E' un racconto che principalmente parla di amicizia.
E di amore.


Maggot - Capitolo 1

Non so bene se è finta o meno.
Sta di fatto che Albie, il mio migliore amico, mi sta puntando una pistola alla bocca, al centro del suo sudicio appartamento.
E non so bene se preoccuparmi o meno.
Perchè Albie è capace di dire e fare ogni cosa, ed io lo so bene.

Quando ci siamo conosciuti, ad una festa alla quale nè io nè lui eravamo stati invitati, lui, rubando dell'argenteria dal cassetto della bianca cucina, mi raccontava di aver visto Gesù dentro ad un vagone della metropolitana, intento a leggere attentamente 'Il Codice Da Vinci".
Ovviamente ho pensato fosse un pazzo, ma non tanto pazzo quanto le persone lobotomizzate e fintamente omosessuali che ballavano canzoni di Mrs.

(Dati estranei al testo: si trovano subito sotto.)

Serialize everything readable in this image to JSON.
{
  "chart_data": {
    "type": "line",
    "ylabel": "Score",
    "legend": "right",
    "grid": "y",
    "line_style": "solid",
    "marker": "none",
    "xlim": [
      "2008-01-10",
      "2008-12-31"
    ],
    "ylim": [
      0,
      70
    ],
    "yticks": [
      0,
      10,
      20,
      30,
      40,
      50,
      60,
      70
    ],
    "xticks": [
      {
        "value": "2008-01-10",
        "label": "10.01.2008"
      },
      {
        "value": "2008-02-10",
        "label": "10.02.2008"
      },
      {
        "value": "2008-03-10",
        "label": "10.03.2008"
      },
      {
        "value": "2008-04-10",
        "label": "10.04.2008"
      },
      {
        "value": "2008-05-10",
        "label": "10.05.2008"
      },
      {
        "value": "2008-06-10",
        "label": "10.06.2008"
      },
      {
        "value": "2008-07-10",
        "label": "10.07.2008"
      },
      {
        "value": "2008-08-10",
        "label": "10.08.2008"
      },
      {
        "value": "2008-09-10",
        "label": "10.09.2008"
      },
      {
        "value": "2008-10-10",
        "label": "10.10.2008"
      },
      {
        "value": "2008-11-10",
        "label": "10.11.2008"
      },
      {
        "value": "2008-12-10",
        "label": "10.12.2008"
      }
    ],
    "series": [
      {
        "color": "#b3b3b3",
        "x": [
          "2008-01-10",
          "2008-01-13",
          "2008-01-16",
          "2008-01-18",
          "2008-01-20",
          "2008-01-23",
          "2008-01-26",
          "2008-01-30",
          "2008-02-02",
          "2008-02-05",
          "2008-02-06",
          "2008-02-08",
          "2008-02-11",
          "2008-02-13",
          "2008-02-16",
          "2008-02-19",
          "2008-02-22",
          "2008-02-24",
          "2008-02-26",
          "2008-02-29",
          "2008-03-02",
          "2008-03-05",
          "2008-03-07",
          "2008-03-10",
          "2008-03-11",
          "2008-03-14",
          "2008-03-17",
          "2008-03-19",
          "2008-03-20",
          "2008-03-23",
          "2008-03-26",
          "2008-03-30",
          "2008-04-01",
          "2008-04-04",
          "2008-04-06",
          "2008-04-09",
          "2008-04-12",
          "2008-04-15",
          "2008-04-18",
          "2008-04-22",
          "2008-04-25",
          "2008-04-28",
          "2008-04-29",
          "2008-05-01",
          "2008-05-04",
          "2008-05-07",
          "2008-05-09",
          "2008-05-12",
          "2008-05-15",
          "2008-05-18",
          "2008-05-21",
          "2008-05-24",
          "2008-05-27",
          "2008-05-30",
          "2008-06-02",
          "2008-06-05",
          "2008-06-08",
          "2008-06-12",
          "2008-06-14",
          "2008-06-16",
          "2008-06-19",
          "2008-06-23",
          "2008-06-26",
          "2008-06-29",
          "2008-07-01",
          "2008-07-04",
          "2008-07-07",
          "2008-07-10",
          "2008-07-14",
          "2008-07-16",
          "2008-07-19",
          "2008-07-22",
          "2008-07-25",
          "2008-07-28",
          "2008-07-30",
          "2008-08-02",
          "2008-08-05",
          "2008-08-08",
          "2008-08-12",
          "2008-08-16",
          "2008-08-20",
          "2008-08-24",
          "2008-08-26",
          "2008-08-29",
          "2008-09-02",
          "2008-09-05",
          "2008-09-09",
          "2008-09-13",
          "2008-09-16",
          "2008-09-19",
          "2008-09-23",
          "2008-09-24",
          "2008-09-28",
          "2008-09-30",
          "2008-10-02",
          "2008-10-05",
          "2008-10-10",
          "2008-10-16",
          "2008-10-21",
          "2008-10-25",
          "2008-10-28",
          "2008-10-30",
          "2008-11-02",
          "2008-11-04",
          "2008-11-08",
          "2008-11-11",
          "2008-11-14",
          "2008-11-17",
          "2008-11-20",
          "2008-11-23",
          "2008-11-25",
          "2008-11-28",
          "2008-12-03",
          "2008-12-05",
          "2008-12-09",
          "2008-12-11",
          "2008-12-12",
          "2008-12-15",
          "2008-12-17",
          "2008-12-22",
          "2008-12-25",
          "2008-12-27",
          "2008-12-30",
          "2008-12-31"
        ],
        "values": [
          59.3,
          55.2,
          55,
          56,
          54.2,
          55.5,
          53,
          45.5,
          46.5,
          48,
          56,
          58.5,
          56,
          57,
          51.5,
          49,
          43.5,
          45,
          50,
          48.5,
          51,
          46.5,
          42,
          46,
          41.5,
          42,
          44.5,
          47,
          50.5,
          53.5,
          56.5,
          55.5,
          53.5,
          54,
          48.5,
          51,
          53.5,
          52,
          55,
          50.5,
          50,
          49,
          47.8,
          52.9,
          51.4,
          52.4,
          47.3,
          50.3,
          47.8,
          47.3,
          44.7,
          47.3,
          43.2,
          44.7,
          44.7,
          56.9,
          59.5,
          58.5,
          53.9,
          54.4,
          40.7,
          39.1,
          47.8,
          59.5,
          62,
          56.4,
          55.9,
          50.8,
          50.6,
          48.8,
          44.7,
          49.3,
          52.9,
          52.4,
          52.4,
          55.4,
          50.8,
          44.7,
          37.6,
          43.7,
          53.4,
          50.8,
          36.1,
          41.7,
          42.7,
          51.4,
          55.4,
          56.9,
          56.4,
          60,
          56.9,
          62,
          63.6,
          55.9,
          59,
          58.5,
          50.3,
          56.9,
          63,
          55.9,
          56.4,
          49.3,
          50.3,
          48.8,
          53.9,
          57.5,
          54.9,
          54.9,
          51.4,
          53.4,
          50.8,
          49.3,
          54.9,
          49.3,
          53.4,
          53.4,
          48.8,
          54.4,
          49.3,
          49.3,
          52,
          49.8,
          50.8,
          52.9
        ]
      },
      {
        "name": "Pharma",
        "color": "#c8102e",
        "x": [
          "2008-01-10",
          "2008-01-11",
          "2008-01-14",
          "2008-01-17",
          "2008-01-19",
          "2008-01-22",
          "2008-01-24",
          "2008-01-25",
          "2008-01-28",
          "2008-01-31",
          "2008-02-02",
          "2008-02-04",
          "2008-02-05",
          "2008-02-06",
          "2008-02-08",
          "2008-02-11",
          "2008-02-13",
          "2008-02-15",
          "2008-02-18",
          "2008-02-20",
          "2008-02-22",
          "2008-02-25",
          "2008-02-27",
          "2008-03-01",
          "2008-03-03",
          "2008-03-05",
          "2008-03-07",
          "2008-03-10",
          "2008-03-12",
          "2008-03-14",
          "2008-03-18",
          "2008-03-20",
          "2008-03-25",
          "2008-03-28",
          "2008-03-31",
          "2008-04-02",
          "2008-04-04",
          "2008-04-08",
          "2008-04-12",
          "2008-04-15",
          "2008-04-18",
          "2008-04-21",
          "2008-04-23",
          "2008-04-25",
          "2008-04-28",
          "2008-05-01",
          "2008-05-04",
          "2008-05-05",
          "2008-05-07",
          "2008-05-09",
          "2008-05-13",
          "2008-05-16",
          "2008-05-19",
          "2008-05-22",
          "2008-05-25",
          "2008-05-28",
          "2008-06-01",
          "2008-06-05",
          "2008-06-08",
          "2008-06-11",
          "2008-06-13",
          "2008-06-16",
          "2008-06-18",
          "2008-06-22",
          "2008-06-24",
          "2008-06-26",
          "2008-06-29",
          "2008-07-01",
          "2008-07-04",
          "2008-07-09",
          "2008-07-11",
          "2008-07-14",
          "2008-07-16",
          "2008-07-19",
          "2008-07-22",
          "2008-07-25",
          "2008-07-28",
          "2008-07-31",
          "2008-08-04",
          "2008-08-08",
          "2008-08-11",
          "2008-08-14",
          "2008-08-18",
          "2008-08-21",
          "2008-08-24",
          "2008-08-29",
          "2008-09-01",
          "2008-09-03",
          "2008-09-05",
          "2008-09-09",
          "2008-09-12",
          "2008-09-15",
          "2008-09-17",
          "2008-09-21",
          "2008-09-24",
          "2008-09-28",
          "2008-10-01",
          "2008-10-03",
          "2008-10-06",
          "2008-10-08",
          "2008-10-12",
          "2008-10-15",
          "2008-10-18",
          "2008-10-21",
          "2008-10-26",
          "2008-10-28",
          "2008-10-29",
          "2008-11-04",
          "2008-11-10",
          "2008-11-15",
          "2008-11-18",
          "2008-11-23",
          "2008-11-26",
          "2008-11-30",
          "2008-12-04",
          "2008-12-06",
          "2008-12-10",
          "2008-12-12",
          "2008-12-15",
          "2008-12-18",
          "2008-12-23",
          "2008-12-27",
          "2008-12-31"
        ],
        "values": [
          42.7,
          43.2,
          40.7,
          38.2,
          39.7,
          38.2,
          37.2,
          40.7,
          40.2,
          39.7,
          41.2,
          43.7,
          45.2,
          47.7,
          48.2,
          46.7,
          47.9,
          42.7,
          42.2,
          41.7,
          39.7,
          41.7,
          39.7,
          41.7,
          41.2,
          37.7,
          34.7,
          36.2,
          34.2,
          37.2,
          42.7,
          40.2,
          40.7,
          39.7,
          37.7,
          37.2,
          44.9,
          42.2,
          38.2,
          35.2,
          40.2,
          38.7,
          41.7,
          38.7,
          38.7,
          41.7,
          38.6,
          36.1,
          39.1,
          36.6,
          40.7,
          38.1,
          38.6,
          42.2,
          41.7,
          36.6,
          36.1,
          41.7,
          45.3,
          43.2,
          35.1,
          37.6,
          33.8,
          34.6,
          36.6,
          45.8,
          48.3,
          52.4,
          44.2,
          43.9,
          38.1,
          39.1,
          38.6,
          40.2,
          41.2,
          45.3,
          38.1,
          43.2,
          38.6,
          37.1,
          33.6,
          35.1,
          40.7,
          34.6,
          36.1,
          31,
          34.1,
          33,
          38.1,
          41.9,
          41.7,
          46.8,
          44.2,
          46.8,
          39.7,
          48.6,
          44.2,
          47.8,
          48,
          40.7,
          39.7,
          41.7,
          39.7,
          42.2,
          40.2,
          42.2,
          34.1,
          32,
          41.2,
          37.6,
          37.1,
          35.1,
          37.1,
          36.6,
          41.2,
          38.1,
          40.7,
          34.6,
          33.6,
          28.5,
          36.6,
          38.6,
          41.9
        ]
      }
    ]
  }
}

Ciccone dietro la porta chiusa.
Non tanto pazzo quanto me, che prima di conoscerlo pensavo di farla finita per via del mio lavoro di merda.
Ed adesso lui, l'uomo che mi ha dato una nuova speranza, è qui, dinanzi a me, che con voce calma mi impone una scelta.

'DECIDI: ME O QUELLA STRONZA! RISPONDI ATTENTAMENTE...'

Forse sto realmente rischiando di morire, ma non mi importa.
Perchè Maggot, ieri, mi ha detto che mi ama e quindi posso morire in pace.